Pao tells the reader that for some, Independence was really it, the touchstone of final freedom for Jamaica (“The British gone and slavery is over”). Then, for others (Pao makes specific associations with these ‘people’ such as Norman Manley), Independence meant that the fate of Jamaica, whatever it may be, was finally in their hands. Pao breathes some life into Jamaica as a nation, almost humanizing and giving agency as a being: “Jamaica was growing up, taking responsibility for ourselves. Jamaica had come of age.” Some people would consider Independence as a bridge to “better ties”, or other ties with America. Then, Pao talks about how there are some people who just didn’t see Independence as a positive outcome: Either they preferred the protection of British rule, or felt an anxiety for their own rule.

Finally, the passage returns to where it started in a cyclical manner, to the subject of Fay— that she probably just doesn’t care about the entire matter, because it wasn’t going to do anything or make any positive changes to her own life. This draws out the idea that with Fay’s social standing, wealth, and support, she may feel like she lives in isolation to some degree, that not much matters beyond her own quality of life. Pao finds out later that Fay’s dissociation comes from the fact that either way, she will have to continue living with her mother’s desire and efforts to be white in a society where racial dynamics still dictate a large part of life. Fay will have to continuously contend with the fact that she herself will always be too much of something and too little of another.

It is important that Young really tried to portray this insight into the nuances of how many Jamaicans felt towards Independence, and where freedom really begins or ends. Whereas Jamaica may have politically separated from British rule, to decolonize the minds, language, behaviors, and larger structures that are still present in Jamaica is a matter that might extend far beyond this particular moment in history. This passage provided some perspective(s) on this as Pao steps back from the festivities and commotion in the streets on Independence Day.

Week 12 Song: Pharaoh Sanders, “The Creator Has a Master Plan”
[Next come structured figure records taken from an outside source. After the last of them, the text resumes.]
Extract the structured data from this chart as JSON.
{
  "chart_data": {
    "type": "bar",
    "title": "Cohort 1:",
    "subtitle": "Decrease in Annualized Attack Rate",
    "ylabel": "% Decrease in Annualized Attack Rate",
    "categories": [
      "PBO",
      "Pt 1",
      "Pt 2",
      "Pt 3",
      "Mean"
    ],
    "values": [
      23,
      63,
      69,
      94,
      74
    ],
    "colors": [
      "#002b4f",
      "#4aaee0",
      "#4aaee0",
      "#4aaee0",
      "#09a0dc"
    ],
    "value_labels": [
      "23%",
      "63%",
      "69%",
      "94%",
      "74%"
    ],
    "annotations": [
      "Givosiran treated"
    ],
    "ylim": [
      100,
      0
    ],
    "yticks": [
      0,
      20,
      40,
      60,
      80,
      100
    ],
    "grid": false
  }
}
So far in the novel “Pao” there has been some reference to the idea of karma. With the power and authority that Pao himself begins to hold, he tries to maintain a constant flux of exchange and favor/protection granting. The social landscape in Kingston’s Chinatown assumes this cyclical flow of “what goes around comes around”, and Pao depends on this communal sense of indebtedness in order to move forward with his life and gain some leverage for what he needs and desires. This song by jazz saxophonist Pharaoh Sanders feels very harmonic and multi-layered, weaving a strong interconnectedness with so many varying instrumentals and vocals.

Week 11 Song – FKA Twigs, Mary Magdalene

While reading Venus in Two Acts, the lyrics of this song came into mind specifically as it retells the history of a biblical figure, Mary Magdalene. It points to the ways in which her name and role have been subdued, claimed, and distorted under the patriarchy, an act of violence preserved in the archives of history itself. Venus in Two Acts likewise discusses the “unoccupied history”, addressing the gaps and silences left by failed witnesses ….“Ooh, you didn’t hear me now Ooh, you didn’t hear me when I told you Ooh, you didn’t hear me now”.